Wagner, Gottfried: Du sollst keine anderen Götter haben neben mir. Richard Wagner- Ein Minenfeld. – Berlin: Propyläen, 2013.- 304 S.: Abb.
ISBN 978-3-549-07441-1: € 19,99 (geb.)
Gottfried Wagner, Urenkel des Komponisten Richard Wagner, Sohn des langjährigen Bayreuther Festspielleiters Wolfgang Wagner aus dessen erster Ehe, reiht sich in die lange Reihe von Autoren ein, die Wagners 200. Geburtstag publizistisch begleiten. Gottfried Wagner hat schon eine Autobiografie vorgelegt (Wer nicht mit dem Wolf heult, 1997), über den Holocaust geforscht und publiziert, ist als Regisseur tätig. Mit seinem Vater hat er sich nach dessen zweiter Heirat überworfen, wurde enterbt und hat Deutschland demonstrativ verlassen.
Vor diesem Hintergrund hat niemand ernsthaft erwartet, der Autor würde ein Jubel-Buch über seinen Ahnherren vorlegen. Und doch überrascht die Einseitigkeit, geradezu Verbissenheit, mit der hier der Urenkel gegen die übermächtige Gestalt Richard Wagners wütet. Schon in der Wortwahl ist Gottfried Wagner nicht zimperlich, so spricht er in den Kapitelüberschriften vom Dilettanten, Scharlatan, Zocker, Schnorrer, Intriganten, Nekrophilen. Unbestreitbar war Richard Wagner eine sehr komplexe, widersprüchliche Persönlichkeit, mit nicht wenigen fragwürdigen Facetten – aber das ist bekannt, und wer sich von dem Verwandtschaftsverhältnis zwischen Autor und Porträtiertem neue Erkenntnisse und Fakten erhofft, wird enttäuscht. Hier wird Bekanntes nur im Ton großer Häme kompiliert und ein sehr einseitiges Wagner-Bild entworfen. In der Diskussion darüber, ob und wie weit Wagners Musik von ihrem ideologischen Unterbau zu trennen ist, hilft dieses Buch auch nicht weiter, schließlich handelt es sich dabei um eine Glaubensfrage.

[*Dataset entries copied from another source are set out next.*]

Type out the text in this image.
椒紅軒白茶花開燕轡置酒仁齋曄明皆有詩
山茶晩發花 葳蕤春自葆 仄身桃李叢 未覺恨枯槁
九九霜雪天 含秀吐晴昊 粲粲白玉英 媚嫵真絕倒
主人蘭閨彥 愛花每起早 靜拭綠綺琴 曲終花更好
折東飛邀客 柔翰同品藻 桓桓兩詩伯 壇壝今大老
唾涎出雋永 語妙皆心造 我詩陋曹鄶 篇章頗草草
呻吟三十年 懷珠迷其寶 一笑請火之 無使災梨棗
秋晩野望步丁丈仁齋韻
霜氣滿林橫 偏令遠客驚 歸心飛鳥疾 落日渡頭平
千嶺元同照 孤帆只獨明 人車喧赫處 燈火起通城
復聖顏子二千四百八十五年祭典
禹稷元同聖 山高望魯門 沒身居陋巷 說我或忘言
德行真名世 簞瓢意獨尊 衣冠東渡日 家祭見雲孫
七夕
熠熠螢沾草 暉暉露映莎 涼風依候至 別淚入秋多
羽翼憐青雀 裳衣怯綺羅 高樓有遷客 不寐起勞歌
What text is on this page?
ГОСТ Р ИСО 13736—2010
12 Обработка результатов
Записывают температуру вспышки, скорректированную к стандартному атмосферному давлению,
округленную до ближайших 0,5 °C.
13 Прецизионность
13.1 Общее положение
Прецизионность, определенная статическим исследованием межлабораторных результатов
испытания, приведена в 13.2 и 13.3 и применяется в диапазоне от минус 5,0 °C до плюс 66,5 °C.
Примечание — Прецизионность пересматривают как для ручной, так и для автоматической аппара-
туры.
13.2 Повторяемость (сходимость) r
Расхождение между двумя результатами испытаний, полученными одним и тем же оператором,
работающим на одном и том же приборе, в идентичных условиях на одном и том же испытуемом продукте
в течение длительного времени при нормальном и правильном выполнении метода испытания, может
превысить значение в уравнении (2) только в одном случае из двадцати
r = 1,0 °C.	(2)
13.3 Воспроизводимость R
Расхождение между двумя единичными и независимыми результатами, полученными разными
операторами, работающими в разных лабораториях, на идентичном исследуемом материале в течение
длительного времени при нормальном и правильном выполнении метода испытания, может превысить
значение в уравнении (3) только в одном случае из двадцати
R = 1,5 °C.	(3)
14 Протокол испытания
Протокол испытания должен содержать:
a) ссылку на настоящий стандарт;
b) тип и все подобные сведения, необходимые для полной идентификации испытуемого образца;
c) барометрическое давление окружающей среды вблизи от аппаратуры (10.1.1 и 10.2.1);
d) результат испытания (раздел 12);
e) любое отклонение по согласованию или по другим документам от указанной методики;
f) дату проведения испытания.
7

Die letzten Kapitel des Buches behandeln die unselige Nähe der Familie Wagner, und damit der Bayreuther Festspiele, zu Adolf Hitler und den Nationalsozialisten. Hier, möchte man meinen, müsste der streitbare Autor doch in seinem Element sein. Hier könnte sein Insider-Wissen vielleicht neue Aspekte oder Fakten ins Spiel bringen. Sehr ausführlich beschreibt Gottfried Wagner auch tatsächlich die enge und frühe Verbindung der Großeltern Siegfried und Winifred mit Adolf Hitler, Neues erfährt der Leser aber auch hier nicht, geschöpft wird lediglich aus bekannten Quellen. Interessanter ist da schon der Abschnitt, der die Neugründung der Festspiele durch die Brüder Wieland und Wolfgang unter Ausschluss der ebenfalls erbberechtigten Schwestern Friedelind und Verena betrifft; dieser Aspekt wurde auch in Eva Riegers jüngst erschienener umfangreichen Friedelind-Wagner-Biografie behandelt (Friedelind Wagner, 2012). Eher zahnlos fällt die Schilderung des gegenwärtigen Zustandes der Bayreuther Festspiele aus, obwohl Wagner die derzeitige Leitung, immerhin seine Schwester bzw. Halbschwester, keineswegs schont. Hier hätte man sich mehr von dem Zorn gewünscht, mit dem der Autor gegen seinen Urgroßvater wütet.
Insgesamt entsteht der Eindruck, Gottfried Wagner habe dieses Buch zur Selbstheilung und zur Bekräftigung seiner endgültigen Lösung vom Wagner-Stamm geschrieben, sei aber dabei selbst nicht ganz frei von Wagner’schem Pathos. Seinen Genen kann man nicht entfliehen!